Tastes and Traditions: A Journey through Menu History by Nathalie Cooke

Reaktion Books, 2025
Menus, by definition, promise to serve as guides for diners, presenting or at times clarifying food choices. But in Tastes and Traditions I have argued that menus are also—and even more so—strategic documents: they shape diners’ choices, guide diners towards particular decisions and enhance their dining experiences. … This exploration was driven by four central questions. What is a menu? What does it contain? What does it do? And why does it matter? (page 165)
Restaurant menus are strategic documents, not just a bill of fare. They can be viewed as historical documents, pieces of art in themselves, and/or explore various themes. In this book, Nathalie Cooke looks at menus from different perspectives and explores some of their evolution as well as delving into various themes they have offered. A menu can be what the diner makes of it, whether it be from a straight-forward listing or a kids’ menu or a list of riddles for the diner to solve.

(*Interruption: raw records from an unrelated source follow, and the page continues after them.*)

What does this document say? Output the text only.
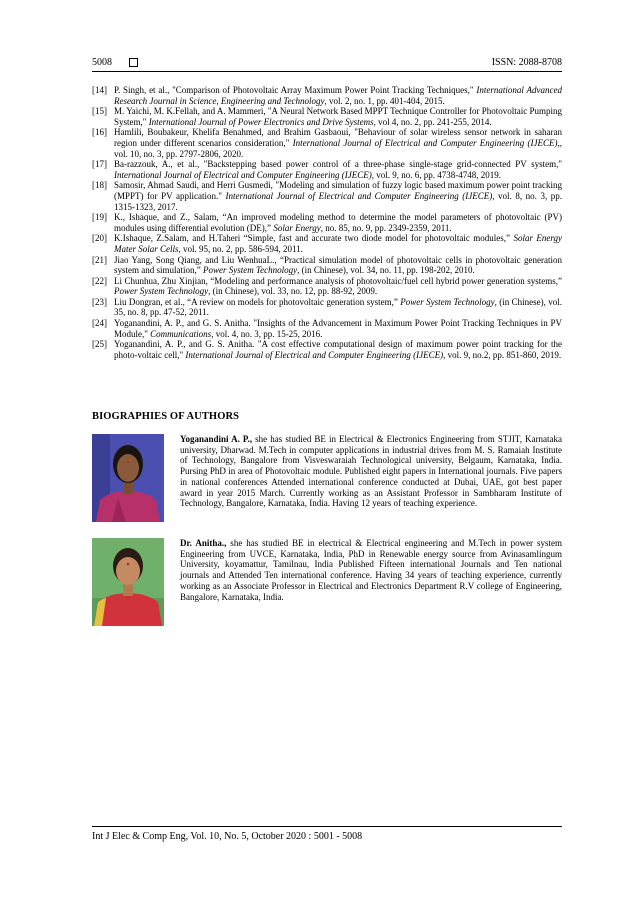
5008	ISSN: 2088-8708
[14] P. Singh, et al., "Comparison of Photovoltaic Array Maximum Power Point Tracking Techniques," International Advanced Research Journal in Science, Engineering and Technology, vol. 2, no. 1, pp. 401-404, 2015.
[15] M. Yaichi, M. K.Fellah, and A. Mammeri, "A Neural Network Based MPPT Technique Controller for Photovoltaic Pumping System," International Journal of Power Electronics and Drive Systems, vol 4, no. 2, pp. 241-255, 2014.
[16] Hamlili, Boubakeur, Khelifa Benahmed, and Brahim Gasbaoui, "Behaviour of solar wireless sensor network in saharan region under different scenarios consideration," International Journal of Electrical and Computer Engineering (IJECE),, vol. 10, no. 3, pp. 2797-2806, 2020.
[17] Ba-razzouk, A., et al., "Backstepping based power control of a three-phase single-stage grid-connected PV system," International Journal of Electrical and Computer Engineering (IJECE), vol. 9, no. 6, pp. 4738-4748, 2019.
[18] Samosir, Ahmad Saudi, and Herri Gusmedi, "Modeling and simulation of fuzzy logic based maximum power point tracking (MPPT) for PV application." International Journal of Electrical and Computer Engineering (IJECE), vol. 8, no. 3, pp. 1315-1323, 2017.
[19] K., Ishaque, and Z., Salam, “An improved modeling method to determine the model parameters of photovoltaic (PV) modules using differential evolution (DE),” Solar Energy, no. 85, no. 9, pp. 2349-2359, 2011.
[20] K.Ishaque, Z.Salam, and H.Taheri “Simple, fast and accurate two diode model for photovoltaic modules,” Solar Energy Mater Solar Cells, vol. 95, no. 2, pp. 586-594, 2011.
[21] Jiao Yang, Song Qiang, and Liu WenhuaL., “Practical simulation model of photovoltaic cells in photovoltaic generation system and simulation,” Power System Technology, (in Chinese), vol. 34, no. 11, pp. 198-202, 2010.
[22] Li Chunhua, Zhu Xinjian, “Modeling and performance analysis of photovoltaic/fuel cell hybrid power generation systems,” Power System Technology, (in Chinese), vol. 33, no. 12, pp. 88-92, 2009.
[23] Liu Dongran, et al., “A review on models for photovoltaic generation system,” Power System Technology, (in Chinese), vol. 35, no. 8, pp. 47-52, 2011.
[24] Yoganandini, A. P., and G. S. Anitha. "Insights of the Advancement in Maximum Power Point Tracking Techniques in PV Module," Communications, vol. 4, no. 3, pp. 15-25, 2016.
[25] Yoganandini, A. P., and G. S. Anitha. "A cost effective computational design of maximum power point tracking for the photo-voltaic cell," International Journal of Electrical and Computer Engineering (IJECE), vol. 9, no.2, pp. 851-860, 2019.
BIOGRAPHIES OF AUTHORS

Yoganandini A. P., she has studied BE in Electrical & Electronics Engineering from STJIT, Karnataka university, Dharwad. M.Tech in computer applications in industrial drives from M. S. Ramaiah Institute of Technology, Bangalore from Visveswaraiah Technological university, Belgaum, Karnataka, India. Pursing PhD in area of Photovoltaic module. Published eight papers in International journals. Five papers in national conferences Attended international conference conducted at Dubai, UAE, got best paper award in year 2015 March. Currently working as an Assistant Professor in Sambharam Institute of Technology, Bangalore, Karnataka, India. Having 12 years of teaching experience.

Dr. Anitha., she has studied BE in electrical & Electrical engineering and M.Tech in power system Engineering from UVCE, Karnataka, India, PhD in Renewable energy source from Avinasamlingum University, koyamattur, Tamilnau, India Published Fifteen international Journals and Ten national journals and Attended Ten international conference. Having 34 years of teaching experience, currently working as an Associate Professor in Electrical and Electronics Department R.V college of Engineering, Bangalore, Karnataka, India.

Int J Elec & Comp Eng, Vol. 10, No. 5, October 2020 : 5001 - 5008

Menus throughout the recent centuries and many countries are presented, allowing us to see trends and innovations made along the way as well as changing norms and tastes. Most recently that includes the use of QR codes during Covid reopening, saving on printing costs, too, and a menu solely made up of emojis. Cooke includes menus for royals as well as print-outs for prisoners on their daily fare. The illustrations are lavish, although some of the examples are too small to fully enjoy or appreciate. Several menus with artistic designs are included, such as one for a feast for Louis XV or examples by Henri de Toulouse-Lautrec.

Bohn-Bettoni Menu Collection, University of Nevada
Picture source
Most poignant is the discussion about inmates in concentration camps listing unattainable ingredients to make imaginary dishes or recalling recipes from normal life while being starved to death. (Examples of the latter can be found in Memory’s Kitchen: A Legacy from the Women of Terezin, collected by Cara de Silva, English translation by Bianca Steiner Brown).

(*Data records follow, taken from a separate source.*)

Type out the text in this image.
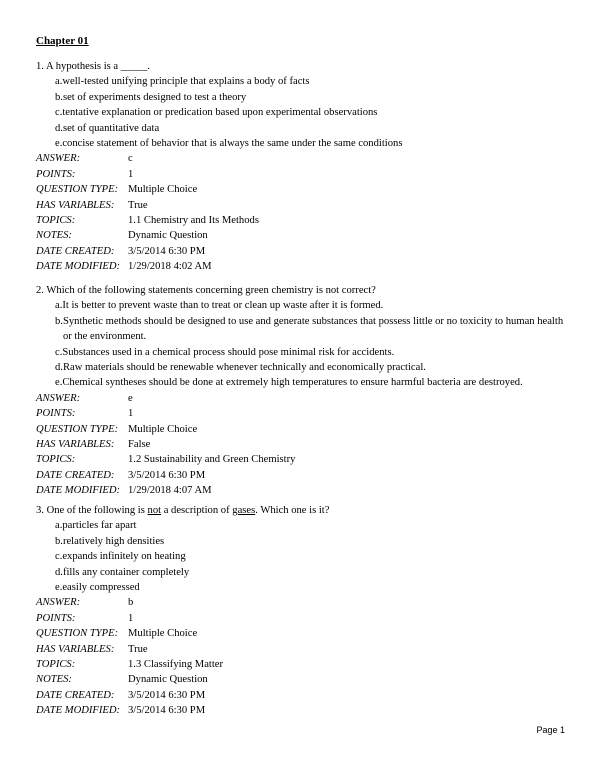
Chapter 01

1. A hypothesis is a _____.

a. well-tested unifying principle that explains a body of facts
b. set of experiments designed to test a theory
c. tentative explanation or predication based upon experimental observations
d. set of quantitative data
e. concise statement of behavior that is always the same under the same conditions
ANSWER:	c
POINTS:	1
QUESTION TYPE: Multiple Choice
HAS VARIABLES:	True
TOPICS:	1.1 Chemistry and Its Methods
NOTES:	Dynamic Question
DATE CREATED:	3/5/2014 6:30 PM
DATE MODIFIED: 1/29/2018 4:02 AM

2. Which of the following statements concerning green chemistry is not correct?

a. It is better to prevent waste than to treat or clean up waste after it is formed.
b. Synthetic methods should be designed to use and generate substances that possess little or no toxicity to human health or the environment.
c. Substances used in a chemical process should pose minimal risk for accidents.
d. Raw materials should be renewable whenever technically and economically practical.
e. Chemical syntheses should be done at extremely high temperatures to ensure harmful bacteria are destroyed.
ANSWER:	e
POINTS:	1
QUESTION TYPE: Multiple Choice
HAS VARIABLES:	False
TOPICS:	1.2 Sustainability and Green Chemistry
DATE CREATED:	3/5/2014 6:30 PM
DATE MODIFIED: 1/29/2018 4:07 AM

3. One of the following is not a description of gases. Which one is it?

a. particles far apart
b. relatively high densities
c. expands infinitely on heating
d. fills any container completely
e. easily compressed
ANSWER:	b
POINTS:	1
QUESTION TYPE: Multiple Choice
HAS VARIABLES:	True
TOPICS:	1.3 Classifying Matter
NOTES:	Dynamic Question
DATE CREATED:	3/5/2014 6:30 PM
DATE MODIFIED: 3/5/2014 6:30 PM
Page 1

Restaurants have long been using menus as advertising, whether it’s simply posted for many to see or intended as souvenirs. Collectors have been saving menus, whether for memento value or just in appreciation of them. Many collections have been scanned and put online, such as those at the Culinary Institute of America site (such as here and here) and as part of the digital collections at the New York Public Library.
I stumbled across this book at our local public library and it made for a fun read, as well as expanding the way I look at menus when I go out now.
Videos:
- The origins of the restaurant menu: An Interview with Professor Nathalie Cooke
- Nathalie Cooke talks about Tastes and Traditions, with Mallory Cerkleski on Food as Relationship Building
An engaging exploration of why menus matter and the stories they tell.
Menus are invaluable snapshots of the food consumed at specific moments in time and place. Tastes and Traditions: A Journey through Menu History provides glimpses into the meals enjoyed by royalty and rogues, and by those celebrating special occasions or sampling new culinary sensations. It describes food prepared for the great and the good, meals served during sieges and tablescapes immortalized in art. It explores how menus entertain adults, link food with play for children, reflect changing notions of health and highlight the enduring human need to make meals meaningful. Lavishly illustrated, this book offers an engaging exploration of why menus matter and the stories they tell, appealing to food lovers and general readers, as well as professionals in the food industry.